The guns make a snapping, cracking kind of sound as they fire. A cap hits the silky banner on the wall behind my head, explodes and releases its contents with a hiss.

Lainie Shepherd is moving through the crowd.

‘Keep your mouths and noses well covered,’ she’s saying, a blue mask already covering her own face. ‘Don’t breathe anything in.’

More cracks. Caps are everywhere now, ricocheting off the walls and the chairs and the roof.
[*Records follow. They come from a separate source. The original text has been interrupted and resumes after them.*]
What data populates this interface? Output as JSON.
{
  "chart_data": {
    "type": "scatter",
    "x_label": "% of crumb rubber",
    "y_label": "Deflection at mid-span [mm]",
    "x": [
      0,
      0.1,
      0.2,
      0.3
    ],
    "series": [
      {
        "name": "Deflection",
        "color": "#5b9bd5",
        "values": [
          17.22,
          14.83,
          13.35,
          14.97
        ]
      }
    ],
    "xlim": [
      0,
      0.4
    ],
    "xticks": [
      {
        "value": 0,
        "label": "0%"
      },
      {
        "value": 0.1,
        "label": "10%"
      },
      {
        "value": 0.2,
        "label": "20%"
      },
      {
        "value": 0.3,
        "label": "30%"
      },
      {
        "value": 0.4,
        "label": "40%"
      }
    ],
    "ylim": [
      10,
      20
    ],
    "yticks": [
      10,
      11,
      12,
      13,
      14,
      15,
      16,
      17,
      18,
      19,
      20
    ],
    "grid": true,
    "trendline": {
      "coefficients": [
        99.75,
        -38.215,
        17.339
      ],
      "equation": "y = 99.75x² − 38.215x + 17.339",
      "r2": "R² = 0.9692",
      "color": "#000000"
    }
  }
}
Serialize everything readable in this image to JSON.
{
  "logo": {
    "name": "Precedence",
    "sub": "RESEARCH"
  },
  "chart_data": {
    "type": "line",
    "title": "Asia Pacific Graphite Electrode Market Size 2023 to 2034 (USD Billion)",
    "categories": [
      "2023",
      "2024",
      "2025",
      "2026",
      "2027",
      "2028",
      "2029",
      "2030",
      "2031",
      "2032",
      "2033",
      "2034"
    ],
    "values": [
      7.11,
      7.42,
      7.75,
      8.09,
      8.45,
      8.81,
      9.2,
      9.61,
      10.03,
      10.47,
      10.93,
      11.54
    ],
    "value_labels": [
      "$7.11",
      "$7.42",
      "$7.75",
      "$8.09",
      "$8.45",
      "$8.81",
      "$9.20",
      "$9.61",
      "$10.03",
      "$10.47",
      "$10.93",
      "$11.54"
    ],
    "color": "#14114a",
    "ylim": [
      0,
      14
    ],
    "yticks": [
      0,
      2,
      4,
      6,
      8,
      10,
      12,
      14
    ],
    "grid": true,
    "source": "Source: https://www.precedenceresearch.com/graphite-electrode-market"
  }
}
A planter’s hit, sending water and newfruit blossoms arcing through the air.

The air smells like smoke and gas and panic.

The space between us and the guns is getting smaller. My head feels like it’s swollen to twice its normal size. My neck’s too reedy-thin to support it. My eyes are doing that burning thing and I’m sort of swaying on my feet.

I swing around, grabbing for anything to support me. I end up banging into the stand where the equipment was. The top of my leg slams into it so that I suddenly feel the twisted shape of Alex’s matchbox in my pocket.

Gas and fire.

Somehow, the two things are linked in my head. I don’t remember why I think so, but I’m pretty sure that something big will happen if I light a match in here.

I try taking out a match but my fingers feel too thick and stumpy to handle the tiny little mashed-up box. When I do manage to pick one up, it snaps in my trembling hands.

Another match.

The shaking in my hands is even more intense. But the match lights this time and I flick it into the air. It spins there and every sound is wiped out by this one gigantic
woomph
.

I haven’t heard a sound like that since the night Julius died.

This time, it’s deliberate.

That night, I realise now, everything that happened was a terrible, awful, painful accident.

Flames mushroom up and out. Heat crackles after them, and vents on Lainie’s roof release this stinking foam that’s meant for putting out fire.

There’s smoke, flashing lights, alarms, everything. So many people are running and shouting that it’s pretty much impossible to work out who is who.

Blaze snatches up a chair. It hurtles over our heads and straight into a window. Shards of Shepherd-blue glass fly out and clear, bright light rushes in through the jagged hole.

The silky banner with Dot’s face is torn between the eyes where the cap hit it, rippling and billowing now in the sudden gust of air.

Me and Blaze just run for the window, hands up to push our way through.

I’m afraid to jump through the hole and slash my skin and maybe that’s why I stop. Only for a second but it’s enough.

Someone grabs me and yells, ‘That’s her!’

I’m just waiting for a knee in my back or an arm round my throat. But it never comes. Right beside me another voice yells.

‘Nah, she’s work experience. The girl’s gone that way.’

The hand lets me go and suddenly I’m jumping through the window with Blaze right behind me. And then we’re running.

____________________

We are free.

Behind us, the Shepherd complex. It’s daylight and I see the whole building from the outside for the first time. It’s long and low, every window shrouded in blue-frosted glass apart from the one we just smashed. One long corridor with a curved section at one end.

I get it. It’s a shepherd’s crook.

Flames are already jumping from Lainie’s office at the curving tip of the crook. They’re working on swallowing the whole building, where Fern and Gil and everyone else are.